SWOT Analysis for Tencent Music Entertainment Group

Strength

Weakness

Opportunity

Threat

Moving On:

Valuation is just one facet of the coin when it comes to constructing your funding thesis, and it ideally will not be the only real piece of study you scrutinize for a corporation. It’s not attainable to acquire a foolproof valuation with a DCF mannequin. Rather it ought to be seen as a information to “what assumptions need to be true for this stock to be under/overvalued?” If an organization grows at a unique fee, or if its value of fairness or threat free fee adjustments sharply, the output can look very completely different. For Tencent Music Entertainment Group, we have compiled three pertinent features you need to take a look at:

  1. Financial Health: Does TME have a wholesome stability sheet? Take a take a look at our free balance sheet analysis with six simple checks on key components like leverage and threat.

  2. Future Earnings: How does TME’s development fee evaluate to its friends and the broader market? Dig deeper into the analyst consensus quantity for the upcoming years by interacting with our free analyst growth expectation chart.

  3. Other High Quality Alternatives: Do you want a very good all-rounder? Explore our interactive list of high quality stocks to get an thought of what else is on the market chances are you’ll be lacking!

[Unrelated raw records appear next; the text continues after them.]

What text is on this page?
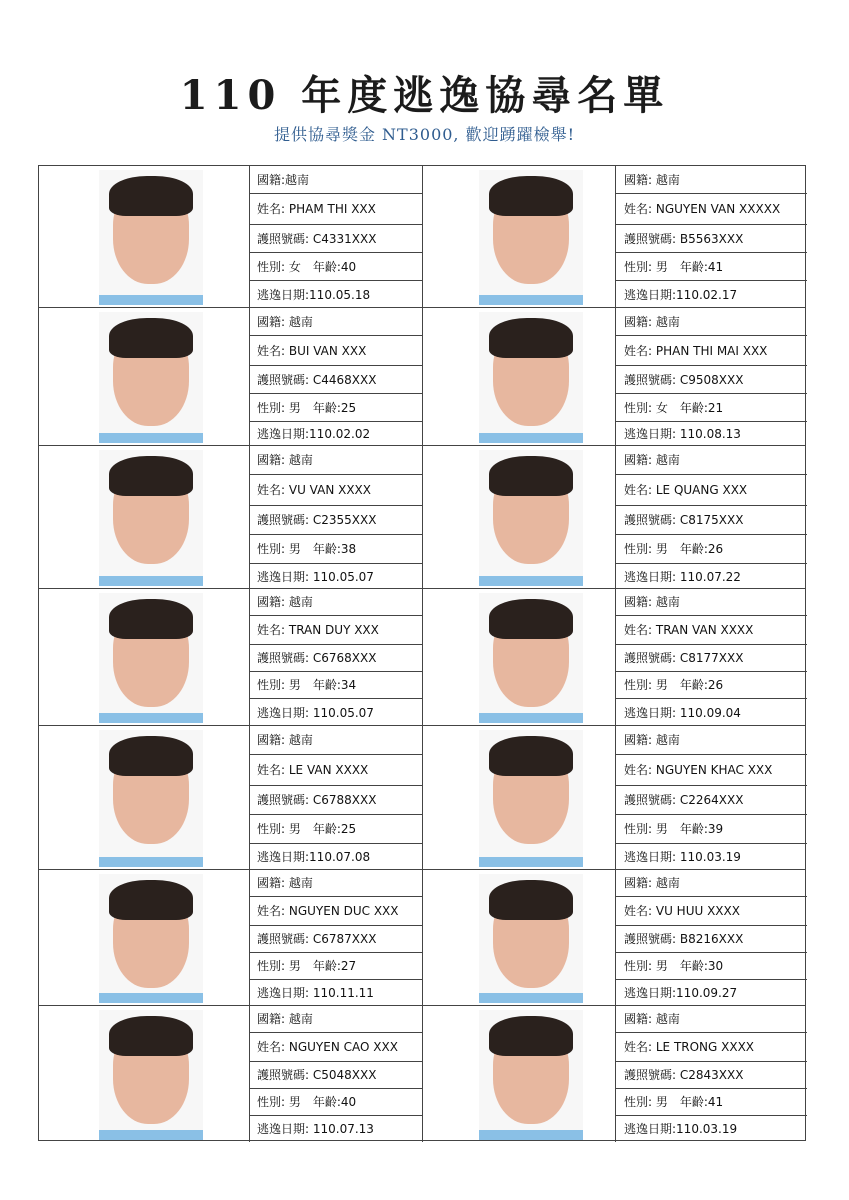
110 年度逃逸協尋名單
提供協尋獎金 NT3000, 歡迎踴躍檢舉!
國籍:越南
姓名: PHAM THI XXX
護照號碼: C4331XXX
性別: 女　年齡:40
逃逸日期:110.05.18
國籍: 越南
姓名: NGUYEN VAN XXXXX
護照號碼: B5563XXX
性別: 男　年齡:41
逃逸日期:110.02.17
國籍: 越南
姓名: BUI VAN XXX
護照號碼: C4468XXX
性別: 男　年齡:25
逃逸日期:110.02.02
國籍: 越南
姓名: PHAN THI MAI XXX
護照號碼: C9508XXX
性別: 女　年齡:21
逃逸日期: 110.08.13
國籍: 越南
姓名: VU VAN XXXX
護照號碼: C2355XXX
性別: 男　年齡:38
逃逸日期: 110.05.07
國籍: 越南
姓名: LE QUANG XXX
護照號碼: C8175XXX
性別: 男　年齡:26
逃逸日期: 110.07.22
國籍: 越南
姓名: TRAN DUY XXX
護照號碼: C6768XXX
性別: 男　年齡:34
逃逸日期: 110.05.07
國籍: 越南
姓名: TRAN VAN XXXX
護照號碼: C8177XXX
性別: 男　年齡:26
逃逸日期: 110.09.04
國籍: 越南
姓名: LE VAN XXXX
護照號碼: C6788XXX
性別: 男　年齡:25
逃逸日期:110.07.08
國籍: 越南
姓名: NGUYEN KHAC XXX
護照號碼: C2264XXX
性別: 男　年齡:39
逃逸日期: 110.03.19
國籍: 越南
姓名: NGUYEN DUC XXX
護照號碼: C6787XXX
性別: 男　年齡:27
逃逸日期: 110.11.11
國籍: 越南
姓名: VU HUU XXXX
護照號碼: B8216XXX
性別: 男　年齡:30
逃逸日期:110.09.27
國籍: 越南
姓名: NGUYEN CAO XXX
護照號碼: C5048XXX
性別: 男　年齡:40
逃逸日期: 110.07.13
國籍: 越南
姓名: LE TRONG XXXX
護照號碼: C2843XXX
性別: 男　年齡:41
逃逸日期:110.03.19
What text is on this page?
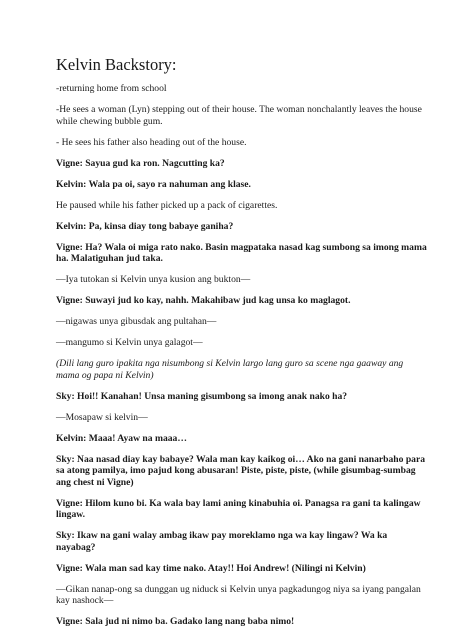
Kelvin Backstory:

-returning home from school

-He sees a woman (Lyn) stepping out of their house. The woman nonchalantly leaves the house while chewing bubble gum.

- He sees his father also heading out of the house.

Vigne: Sayua gud ka ron. Nagcutting ka?

Kelvin: Wala pa oi, sayo ra nahuman ang klase.

He paused while his father picked up a pack of cigarettes.

Kelvin: Pa, kinsa diay tong babaye ganiha?

Vigne: Ha? Wala oi miga rato nako. Basin magpataka nasad kag sumbong sa imong mama ha. Malatiguhan jud taka.

—Iya tutokan si Kelvin unya kusion ang bukton—

Vigne: Suwayi jud ko kay, nahh. Makahibaw jud kag unsa ko maglagot.

—nigawas unya gibusdak ang pultahan—

—mangumo si Kelvin unya galagot—

(Dili lang guro ipakita nga nisumbong si Kelvin largo lang guro sa scene nga gaaway ang mama og papa ni Kelvin)

Sky: Hoi!! Kanahan! Unsa maning gisumbong sa imong anak nako ha?

—Mosapaw si kelvin—

Kelvin: Maaa! Ayaw na maaa…

Sky: Naa nasad diay kay babaye? Wala man kay kaikog oi… Ako na gani nanarbaho para sa atong pamilya, imo pajud kong abusaran! Piste, piste, piste, (while gisumbag-sumbag ang chest ni Vigne)

Vigne: Hilom kuno bi. Ka wala bay lami aning kinabuhia oi. Panagsa ra gani ta kalingaw lingaw.

Sky: Ikaw na gani walay ambag ikaw pay moreklamo nga wa kay lingaw? Wa ka nayabag?

Vigne: Wala man sad kay time nako. Atay!! Hoi Andrew! (Nilingi ni Kelvin)

—Gikan nanap-ong sa dunggan ug niduck si Kelvin unya pagkadungog niya sa iyang pangalan kay nashock—

Vigne: Sala jud ni nimo ba. Gadako lang nang baba nimo!
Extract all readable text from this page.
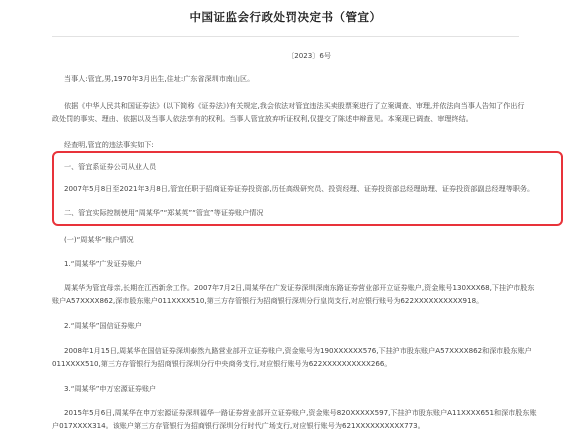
中国证监会行政处罚决定书（管宜）
〔2023〕6号
当事人:管宜,男,1970年3月出生,住址:广东省深圳市南山区。
依据《中华人民共和国证券法》(以下简称《证券法》)有关规定,我会依法对管宜违法买卖股票案进行了立案调查、审理,并依法向当事人告知了作出行
政处罚的事实、理由、依据以及当事人依法享有的权利。当事人管宜放弃听证权利,仅提交了陈述申辩意见。本案现已调查、审理终结。
经查明,管宜的违法事实如下:
一、管宜系证券公司从业人员
2007年5月8日至2021年3月8日,管宜任职于招商证券证券投资部,历任高级研究员、投资经理、证券投资部总经理助理、证券投资部副总经理等职务。
二、管宜实际控制使用“周某华”“郑某英”“管宜”等证券账户情况
(一)“周某华”账户情况
1.“周某华”广发证券账户
周某华为管宜母亲,长期在江西新余工作。2007年7月2日,周某华在广发证券深圳深南东路证券营业部开立证券账户,资金账号130XXX68,下挂沪市股东
账户A57XXXX862,深市股东账户011XXXX510,第三方存管银行为招商银行深圳分行皇岗支行,对应银行账号为622XXXXXXXXXX918。
2.“周某华”国信证券账户
2008年1月15日,周某华在国信证券深圳泰然九路营业部开立证券账户,资金账号为190XXXXXX576,下挂沪市股东账户A57XXXX862和深市股东账户
011XXXX510,第三方存管银行为招商银行深圳分行中央商务支行,对应银行账号为622XXXXXXXXXX266。
3.“周某华”申万宏源证券账户
2015年5月6日,周某华在申万宏源证券深圳福华一路证券营业部开立证券账户,资金账号820XXXXX597,下挂沪市股东账户A11XXXX651和深市股东账
户017XXXX314。该账户第三方存管银行为招商银行深圳分行时代广场支行,对应银行账号为621XXXXXXXXXX773。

PS. The Simply Wall St app conducts a reduced money movement valuation for each inventory on the NYSE daily. If you need to discover the calculation for different shares simply search here.

Have suggestions on this text? Concerned concerning the content material? Get in touch with us straight. Alternatively, electronic mail editorial-team (at) simplywallst.com.

This article by Simply Wall St is normal in nature. We present commentary primarily based on historic information and analyst forecasts solely utilizing an unbiased methodology and our articles usually are not meant to be monetary recommendation. It doesn’t represent a suggestion to purchase or promote any inventory, and doesn’t take account of your targets, or your monetary scenario. We intention to deliver you long-term targeted evaluation pushed by elementary information. Note that our evaluation might not issue within the newest price-sensitive firm bulletins or qualitative materials. Simply Wall St has no place in any shares talked about.